The story of a man abandoning a woman after getting her pregnant has become the stereotypical image of pro-abortion activists and some pro-lifers. The male shirker is central to the abortion storyline and often is used to rationalize taking the life of a baby.

Arthur B. Shostak, professor of sociology at Drexel University, is one of a team of academics who took a hard look at men and abortion over a 20-year period. Their findings shatter the common myth that men are more likely to abandon women who get pregnant rather than support them.

Most men in the survey reported that ending a pregnancy was a mutual decision, and only 5 percent didn’t support the abortion. However, nearly half of single and divorced men said they had suggested getting married and having the baby. As many as 1 in 6 men are never told about a pregnancy or an eventual abortion.

Almost 50 percent of men don’t show up at an abortion clinic to accompany the mother on the day of the procedure, according to Mr. Shostak and his team. While in some cases these fathers might fit the stereotype of the rogue who is abandoning the mother of his child, a large percentage opposed the abortion or were too distraught to come along.

Mr. Shostak’s study found that more than 1 in 4 men equated abortion to murder. A little over 80 percent surveyed said they had already begun thinking about the child that might have been born, with 29 percent saying they had been dreaming about the child “frequently.” Fully 68 percent said men involved in abortions “did not have an easy time of it,” and 47 percent worried about having disturbing thoughts afterward. Mr. Shostak reported that many men began to cry during his interviews.

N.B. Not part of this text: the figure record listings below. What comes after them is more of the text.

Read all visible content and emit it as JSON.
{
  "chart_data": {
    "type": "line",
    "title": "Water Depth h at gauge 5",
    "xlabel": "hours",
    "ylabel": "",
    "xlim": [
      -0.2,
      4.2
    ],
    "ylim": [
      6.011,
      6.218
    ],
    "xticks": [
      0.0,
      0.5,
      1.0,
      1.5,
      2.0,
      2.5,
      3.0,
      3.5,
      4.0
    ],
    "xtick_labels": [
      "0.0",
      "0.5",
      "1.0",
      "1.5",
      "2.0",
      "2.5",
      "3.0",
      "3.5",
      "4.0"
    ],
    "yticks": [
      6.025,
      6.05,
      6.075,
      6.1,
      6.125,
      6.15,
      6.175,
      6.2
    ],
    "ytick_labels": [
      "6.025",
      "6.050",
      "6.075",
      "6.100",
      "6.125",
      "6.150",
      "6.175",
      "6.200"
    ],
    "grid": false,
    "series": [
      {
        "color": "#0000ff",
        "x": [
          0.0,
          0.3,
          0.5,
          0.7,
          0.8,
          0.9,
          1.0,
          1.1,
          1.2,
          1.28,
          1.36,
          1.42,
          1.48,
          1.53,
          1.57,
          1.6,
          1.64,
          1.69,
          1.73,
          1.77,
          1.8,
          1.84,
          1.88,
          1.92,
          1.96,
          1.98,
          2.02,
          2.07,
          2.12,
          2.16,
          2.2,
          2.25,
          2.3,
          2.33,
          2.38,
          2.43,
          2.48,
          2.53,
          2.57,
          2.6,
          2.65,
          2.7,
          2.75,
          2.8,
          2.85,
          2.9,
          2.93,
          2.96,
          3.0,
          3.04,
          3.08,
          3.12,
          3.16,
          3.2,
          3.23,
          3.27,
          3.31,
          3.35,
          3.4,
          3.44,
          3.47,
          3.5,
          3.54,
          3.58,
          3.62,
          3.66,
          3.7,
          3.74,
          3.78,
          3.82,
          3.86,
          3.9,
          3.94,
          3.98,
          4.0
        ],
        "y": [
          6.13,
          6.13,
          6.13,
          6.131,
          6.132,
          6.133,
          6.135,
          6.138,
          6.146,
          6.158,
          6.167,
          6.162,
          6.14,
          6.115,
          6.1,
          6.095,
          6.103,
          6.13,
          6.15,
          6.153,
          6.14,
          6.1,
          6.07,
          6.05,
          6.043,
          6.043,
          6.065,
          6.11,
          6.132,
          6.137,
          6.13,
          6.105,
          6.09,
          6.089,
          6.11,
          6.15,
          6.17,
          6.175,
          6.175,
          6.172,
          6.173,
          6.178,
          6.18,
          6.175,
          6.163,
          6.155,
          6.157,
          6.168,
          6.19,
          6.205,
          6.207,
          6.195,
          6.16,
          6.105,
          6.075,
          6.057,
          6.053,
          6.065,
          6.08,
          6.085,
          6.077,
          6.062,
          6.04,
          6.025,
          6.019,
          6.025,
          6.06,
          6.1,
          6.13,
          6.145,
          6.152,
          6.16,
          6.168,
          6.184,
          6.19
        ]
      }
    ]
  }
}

Accompanying the mother to the clinic does not mean the father will be allowed to give comfort and support. According to the study: “Sixty-five percent of waiting-room men in 2004, 73 percent in 1999, and 69 percent in 1983 would have liked to have accompanied their partner throughout the abortion - provided she first agreed. But only 23 percent of the clinics in 1999 made this possible.” Mr. Shostak and his team of sociologists also found, “Eighty-seven percent in 2004 and 92 percent of the men in 1999 wanted to hold the hand of their partner in the recovery room, but only 24 percent of the clinics in 1999 allowed this.”

Abortion is a tragedy. The irresponsible, coldhearted man makes an easy scapegoat, but the sad story is rarely that simple. Many men want to keep their babies or to help comfort their partners during the horrors of abortion. These are inconvenient truths for the abortion industry, which would rather demonize men and keep business flowing. There are many men out there who wanted to be fathers but didn’t have a choice.